Al Aksa Martyrs Brigades, a group nominally associated with the mainstream Fatah organization led by President Mahmoud Abbas, said it fired the rockets on Thursday. Islamic Jihad claimed responsibility for the three rockets fired Tuesday, saying that it was retaliating for an Israeli raid that killed one of the group’s senior commanders in the West Bank.
The cease-fire applies only to Gaza, but some smaller groups have reserved the right to respond to any deadly Israeli raids in the West Bank — a point over which informal truce understandings have broken down in the past.
Under the terms of the current agreement, Israel expects Hamas to enforce a complete cessation of fire from Gaza and to stop smuggling in weapons.

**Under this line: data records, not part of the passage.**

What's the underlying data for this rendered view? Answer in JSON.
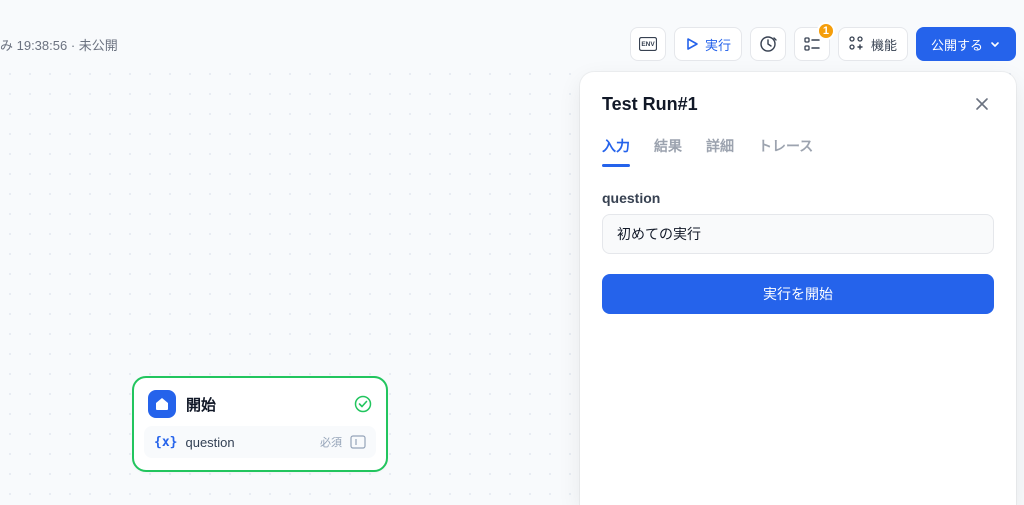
{
  "header": {
    "status_text": "み 19:38:56 · 未公開",
    "run_label": "実行",
    "features_label": "機能",
    "publish_label": "公開する",
    "badge_count": "1"
  },
  "node": {
    "title": "開始",
    "field_name": "question",
    "required_label": "必須"
  },
  "panel": {
    "title": "Test Run#1",
    "tabs": {
      "input": "入力",
      "result": "結果",
      "detail": "詳細",
      "trace": "トレース"
    },
    "input_label": "question",
    "input_value": "初めての実行",
    "start_label": "実行を開始"
  }
}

Hamas has demanded a halt to all Israeli military action in Gaza and the lifting of the border blockade that Israel imposed after Hamas took over the coastal territory a year ago.

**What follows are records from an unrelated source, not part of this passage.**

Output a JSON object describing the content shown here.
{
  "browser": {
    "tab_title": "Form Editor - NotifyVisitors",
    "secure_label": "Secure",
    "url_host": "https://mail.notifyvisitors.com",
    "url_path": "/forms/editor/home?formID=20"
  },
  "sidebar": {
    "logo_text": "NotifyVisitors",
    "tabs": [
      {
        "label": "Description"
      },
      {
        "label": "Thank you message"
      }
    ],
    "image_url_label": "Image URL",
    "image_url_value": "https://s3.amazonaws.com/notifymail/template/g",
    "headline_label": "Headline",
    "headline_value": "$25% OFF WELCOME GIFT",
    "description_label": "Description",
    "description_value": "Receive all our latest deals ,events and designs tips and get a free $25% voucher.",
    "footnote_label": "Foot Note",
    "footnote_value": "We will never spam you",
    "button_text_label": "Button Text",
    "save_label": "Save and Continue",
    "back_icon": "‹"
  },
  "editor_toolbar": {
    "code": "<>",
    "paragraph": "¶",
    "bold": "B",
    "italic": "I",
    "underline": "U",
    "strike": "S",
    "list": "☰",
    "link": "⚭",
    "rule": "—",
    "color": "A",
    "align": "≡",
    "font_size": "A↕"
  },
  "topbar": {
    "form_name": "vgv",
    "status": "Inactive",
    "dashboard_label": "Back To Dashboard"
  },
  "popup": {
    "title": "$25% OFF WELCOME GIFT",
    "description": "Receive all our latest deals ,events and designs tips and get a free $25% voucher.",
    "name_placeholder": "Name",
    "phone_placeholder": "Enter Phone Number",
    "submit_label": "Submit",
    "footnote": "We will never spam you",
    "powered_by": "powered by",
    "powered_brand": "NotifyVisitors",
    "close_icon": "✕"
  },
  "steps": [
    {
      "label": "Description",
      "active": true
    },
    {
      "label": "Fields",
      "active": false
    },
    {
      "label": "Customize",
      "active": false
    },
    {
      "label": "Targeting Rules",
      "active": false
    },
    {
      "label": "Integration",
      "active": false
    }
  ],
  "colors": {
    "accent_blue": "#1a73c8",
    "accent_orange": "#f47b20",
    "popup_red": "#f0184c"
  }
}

A spokesman for Al Aksa Martyrs Brigades said the rocket attack on Thursday was in response to “Israeli violations.” He added, “Any calm deal must end Israeli attacks on our people in the West Bank, too.”
Said Siam, a Hamas security chief in Gaza, met representatives of the militant groups there on Wednesday to discuss ways of respecting the cease-fire and how to respond to Israeli military actions in the West Bank. Daoud Shihab, a spokesman for Islamic Jihad, said that it would start to coordinate its responses with Hamas.